Search code examples
x86-16processormemory-segmentation

Can someone help me with segmentation and 8086 intel's microprocessor?


I am reading about the architecture of intel's 8086 and can't figure out the following things about segmentation: I know that segment registers point to segments respectively and contain the base address of a 64kb long segment. But who calculates and in which point sets the physical address in the segment registers? Also, because one physical address can be accessed by multiple segment:offset pairs and segments can overlap, how you can be sure that you won't overwrite something? Where I can read more about this?


Solution

  • Generally speaking the Assembler will only use offset addresses to access a logical address. For example looking at this code:

    start   lea si,[hello]          ; Load effective address of string
            mov word [ds:si+10],0   ; Zero-terminate string after 10th letter
            jmp $                    ; Loop endlessly
    
    ; Fill rest of the segment with 0s
    times 65536-($-$$) db 0x00
    
    hello   db "I'm just outside of the current segment. Hello!",0
    

    The assembler will try to calculate the offset of 'hello' from the origin of the program. Since no origin is defined 0x0 will be assumed. However the offset of 'hello' would be 0x10000 in this case, which does not fit 16-bits. Therefor the Assembler will truncate the address to 0x0000. It will not change any of the Segment registers. However it will likely issue a warning, for example test.asm:1: warning: word data exceeds bounds. What actually happens when you run this program is that the jmp $ line is overwritten with zeroes, because the address of hello wrapped around and the CPU will start executing nothing but Zeroes, which was not what you intended to do.

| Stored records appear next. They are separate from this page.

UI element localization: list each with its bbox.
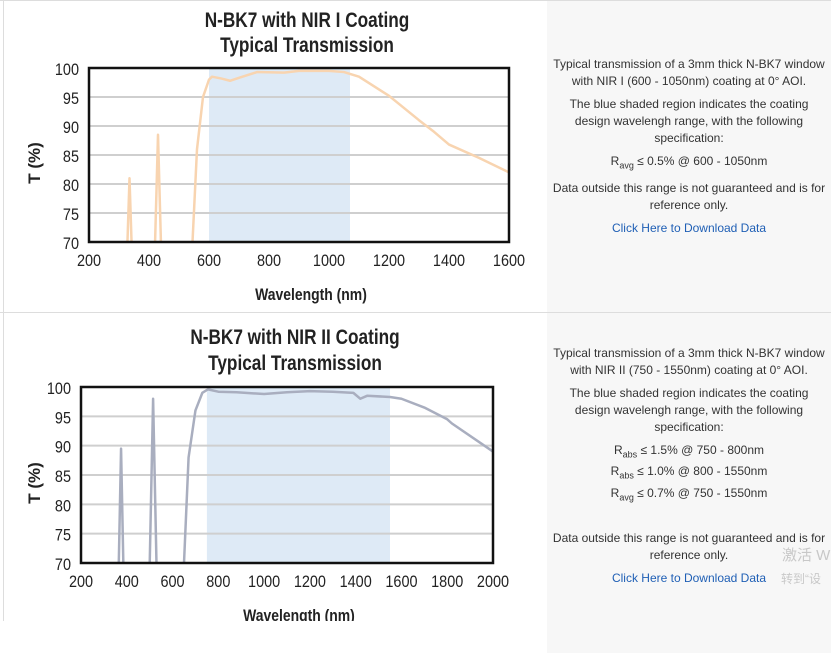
y-tick-label: 70 xyxy=(63,235,79,253)
table-row-nir1: 70 75 80 85 90 95 100 200 400 600 800 1000 1200 1400 1… xyxy=(0,0,831,368)
x-tick-label: 1400 xyxy=(340,573,372,591)
x-tick-label: 2000 xyxy=(477,573,509,591)
spec-value: ≤ 0.5% @ 600 - 1050nm xyxy=(633,154,768,168)
spec-list: Ravg ≤ 0.5% @ 600 - 1050nm xyxy=(547,153,831,174)
spec-subscript: abs xyxy=(622,449,638,460)
shading-note: The blue shaded region indicates the coa… xyxy=(569,97,809,145)
x-axis-label: Wavelength (nm) xyxy=(255,286,367,305)
disclaimer-text: Data outside this range is not guarantee… xyxy=(552,181,826,213)
x-tick-label: 1800 xyxy=(431,573,463,591)
y-tick-label: 75 xyxy=(63,206,79,224)
transmission-chart-nir2: 70 75 80 85 90 95 100 200 400 600 800 1000 1200 1400 1… xyxy=(25,327,509,626)
x-tick-label: 400 xyxy=(137,252,161,270)
plot-frame xyxy=(79,385,495,565)
chart-title: Typical Transmission xyxy=(220,35,394,58)
y-tick-label: 75 xyxy=(55,527,71,545)
chart-title: Typical Transmission xyxy=(208,353,382,376)
spec-line: Rabs ≤ 1.5% @ 750 - 800nm xyxy=(547,442,831,463)
x-tick-label: 200 xyxy=(69,573,93,591)
spec-symbol: R xyxy=(610,485,620,500)
chart-cell: 70 75 80 85 90 95 100 200 400 600 800 1000 1200 1400 1… xyxy=(3,1,548,313)
download-data-link[interactable]: Click Here to Download Data xyxy=(611,571,767,586)
y-tick-label: 95 xyxy=(55,409,71,427)
x-tick-label: 400 xyxy=(115,573,139,591)
y-tick-label: 85 xyxy=(55,468,71,486)
y-tick-label: 100 xyxy=(47,380,71,398)
spec-subscript: abs xyxy=(619,470,634,481)
x-tick-label: 600 xyxy=(197,252,221,270)
spec-symbol: R xyxy=(610,464,620,479)
y-tick-label: 95 xyxy=(63,90,79,108)
spec-subscript: avg xyxy=(619,492,634,503)
plot-frame xyxy=(87,66,511,244)
transmission-curve xyxy=(117,388,493,563)
table-row-nir2: 70 75 80 85 90 95 100 200 400 600 800 1000 1200 1400 1… xyxy=(0,312,831,653)
description-text: Typical transmission of a 3mm thick N-BK… xyxy=(553,57,825,88)
watermark: 转到“设 xyxy=(781,572,821,586)
x-tick-label: 1400 xyxy=(433,252,465,270)
y-tick-label: 80 xyxy=(55,497,71,515)
spec-line: Ravg ≤ 0.5% @ 600 - 1050nm xyxy=(547,153,831,174)
x-tick-label: 600 xyxy=(161,573,185,591)
y-tick-label: 70 xyxy=(55,556,71,574)
chart-title: N-BK7 with NIR II Coating xyxy=(190,327,399,350)
description-cell: Typical transmission of a 3mm thick N-BK… xyxy=(547,313,831,653)
spec-symbol: R xyxy=(610,154,620,168)
spec-line: Ravg ≤ 0.7% @ 750 - 1550nm xyxy=(547,485,831,506)
transmission-curve xyxy=(126,69,509,242)
disclaimer-text: Data outside this range is not guarantee… xyxy=(552,531,826,563)
chart-cell: 70 75 80 85 90 95 100 200 400 600 800 1000 1200 1400 1… xyxy=(3,313,548,626)
y-tick-label: 85 xyxy=(63,148,79,166)
download-data-link[interactable]: Click Here to Download Data xyxy=(611,221,767,236)
x-tick-label: 800 xyxy=(257,252,281,270)
spec-subscript: avg xyxy=(619,160,634,171)
spec-line: Rabs ≤ 1.0% @ 800 - 1550nm xyxy=(547,463,831,484)
spec-symbol: R xyxy=(613,443,623,457)
y-tick-label: 100 xyxy=(55,61,79,79)
transmission-chart-nir1: 70 75 80 85 90 95 100 200 400 600 800 1000 1200 1400 1… xyxy=(25,10,525,305)
spec-list: Rabs ≤ 1.5% @ 750 - 800nm Rabs ≤ 1.0% @ 8… xyxy=(547,442,831,506)
chart-title: N-BK7 with NIR I Coating xyxy=(205,10,410,33)
x-tick-label: 1000 xyxy=(313,252,345,270)
x-tick-label: 200 xyxy=(77,252,101,270)
spec-value: ≤ 0.7% @ 750 - 1550nm xyxy=(633,485,768,500)
description-text: Typical transmission of a 3mm thick N-BK… xyxy=(553,346,825,377)
shading-note: The blue shaded region indicates the coa… xyxy=(569,386,809,434)
x-tick-label: 1600 xyxy=(493,252,525,270)
y-axis-label: T (%) xyxy=(25,462,44,504)
y-tick-label: 90 xyxy=(63,119,79,137)
spec-value: ≤ 1.5% @ 750 - 800nm xyxy=(637,443,765,457)
spec-value: ≤ 1.0% @ 800 - 1550nm xyxy=(633,464,768,479)
x-tick-label: 1600 xyxy=(385,573,417,591)
description-cell: Typical transmission of a 3mm thick N-BK… xyxy=(547,1,831,368)
x-axis-label: Wavelength (nm) xyxy=(243,607,355,621)
x-tick-label: 800 xyxy=(206,573,230,591)
x-tick-label: 1200 xyxy=(373,252,405,270)
x-tick-label: 1000 xyxy=(248,573,280,591)
y-axis-label: T (%) xyxy=(25,142,44,184)
watermark: 激活 W xyxy=(782,547,831,564)
x-tick-label: 1200 xyxy=(294,573,326,591)
y-tick-label: 90 xyxy=(55,439,71,457)
y-tick-label: 80 xyxy=(63,177,79,195)
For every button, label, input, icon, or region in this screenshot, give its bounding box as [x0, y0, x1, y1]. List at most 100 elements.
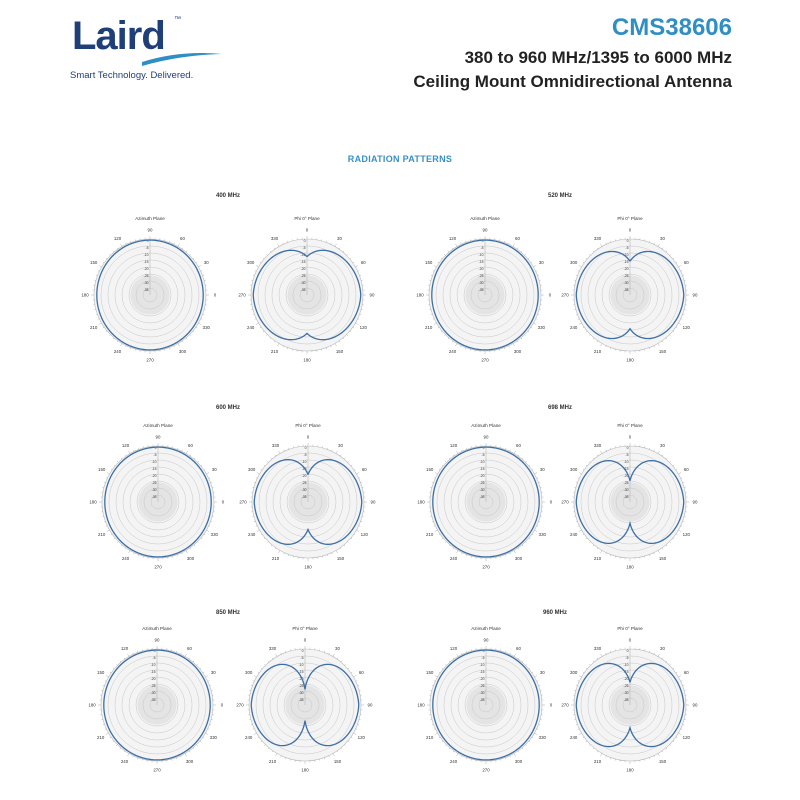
tick-mark [577, 477, 580, 479]
tick-mark [657, 450, 660, 454]
tick-mark [180, 755, 182, 758]
tick-mark [203, 468, 206, 471]
tick-mark [592, 747, 595, 750]
tick-mark [287, 347, 289, 350]
tick-mark [533, 322, 537, 325]
radial-tick-label: -20 [152, 474, 157, 478]
tick-mark [173, 345, 175, 348]
tick-mark [461, 449, 463, 452]
tick-mark [353, 468, 356, 471]
tick-mark [181, 247, 184, 250]
angle-label: 180 [303, 358, 311, 363]
tick-mark [578, 732, 582, 735]
tick-mark [513, 550, 516, 554]
tick-mark [525, 461, 527, 463]
angle-label: 270 [153, 768, 161, 773]
tick-mark [434, 472, 438, 475]
tick-mark [282, 345, 284, 348]
tick-mark [350, 464, 353, 467]
radial-tick-label: -15 [480, 467, 485, 471]
tick-mark [672, 667, 675, 670]
tick-mark [206, 529, 210, 532]
tick-mark [184, 653, 187, 657]
tick-mark [585, 464, 588, 467]
logo-trademark: ™ [174, 16, 181, 23]
angle-label: 150 [425, 260, 433, 265]
angle-label: 270 [481, 358, 489, 363]
tick-mark [582, 533, 585, 536]
tick-mark [434, 732, 438, 735]
radial-tick-label: -35 [624, 288, 629, 292]
tick-mark [437, 261, 440, 264]
radial-tick-label: -20 [151, 677, 156, 681]
pattern-trace [575, 459, 685, 545]
radial-tick-label: -25 [624, 684, 629, 688]
tick-mark [119, 747, 122, 750]
tick-mark [323, 650, 325, 653]
tick-mark [360, 482, 363, 484]
radial-tick-label: -10 [480, 460, 485, 464]
angle-label: 150 [659, 556, 667, 561]
tick-mark [95, 275, 98, 277]
angle-label: 180 [417, 703, 425, 708]
tick-mark [325, 347, 327, 350]
tick-mark [536, 525, 539, 527]
angle-label: 210 [90, 325, 98, 330]
tick-mark [106, 472, 110, 475]
tick-mark [350, 537, 353, 540]
tick-mark [256, 529, 260, 532]
radial-tick-label: -30 [479, 281, 484, 285]
tick-mark [267, 541, 269, 543]
tick-mark [653, 652, 655, 655]
radial-tick-label: -10 [302, 460, 307, 464]
angle-label: 120 [122, 443, 130, 448]
tick-mark [339, 547, 342, 550]
tick-mark [521, 544, 524, 547]
tick-mark [355, 265, 359, 268]
tick-mark [255, 477, 258, 479]
tick-mark [665, 337, 668, 340]
tick-mark [330, 345, 332, 348]
tick-mark [112, 667, 115, 670]
angle-label: 150 [426, 670, 434, 675]
tick-mark [437, 326, 440, 329]
tick-mark [577, 728, 580, 730]
plane-title: Phi 0° Plane [617, 423, 643, 428]
pattern-group: 850 MHz0-5-10-15-20-25-30-35906030033030… [88, 610, 373, 773]
tick-mark [444, 254, 446, 256]
plane-title: Phi 0° Plane [292, 626, 318, 631]
tick-mark [116, 664, 118, 666]
angle-label: 30 [660, 443, 665, 448]
tick-mark [255, 265, 259, 268]
angle-label: 330 [594, 443, 602, 448]
angle-label: 30 [540, 670, 545, 675]
pattern-trace [96, 239, 204, 351]
tick-mark [653, 449, 655, 452]
tick-mark [287, 240, 289, 243]
angle-label: 120 [450, 646, 458, 651]
tick-mark [112, 337, 115, 340]
tick-mark [600, 753, 603, 757]
tick-mark [109, 736, 112, 739]
radial-tick-label: -5 [153, 453, 156, 457]
tick-mark [210, 482, 213, 484]
tick-mark [530, 326, 533, 329]
radial-tick-label: -20 [480, 677, 485, 681]
tick-mark [520, 337, 523, 340]
tick-mark [456, 653, 459, 657]
pattern-trace [432, 649, 540, 761]
angle-label: 240 [570, 735, 578, 740]
radial-tick-label: -20 [624, 474, 629, 478]
tick-mark [585, 667, 588, 670]
angle-label: 330 [594, 236, 602, 241]
tick-mark [120, 343, 123, 347]
tick-mark [120, 544, 123, 547]
tick-mark [331, 449, 333, 452]
phi-plot: 0 -5 -10 -15 -20 -25 -30 -35 0 30 60 90 120 150 180 210… [238, 216, 375, 363]
tick-mark [203, 533, 206, 536]
tick-mark [336, 657, 339, 660]
tick-mark [682, 685, 685, 687]
tick-mark [434, 675, 438, 678]
angle-label: 60 [684, 467, 689, 472]
radial-tick-label: -35 [301, 288, 306, 292]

    That is of course only if the code-segment and data-segment are the same. Now who guarantees that is the case? Nobody really. Especially since I still don't know what platform you are coding for. It is entirely your resposibility to set up the segment registers with correct values. The easiest way to do so is:

    push cs   ; Push address of code segment to stack
    pop ds    ; Pop address back into data segment
    push cs   ; Same for extra data segment
    pop es    ;
    

    This way you can be certain your you are accessing the offset in the correct-data segment.

    Now regarding 'How do you make sure the code segment doesnt overlap the data segment', why shouldn't it? When your program with data is smaller than 64KB it is actually the easiest way to access data if your code and data segment are identical.

    And how can you be sure that you don't overwrite anything important? Assembler can't help you with that, you have to check yourself if the segment:offset address you are writing to already contains data.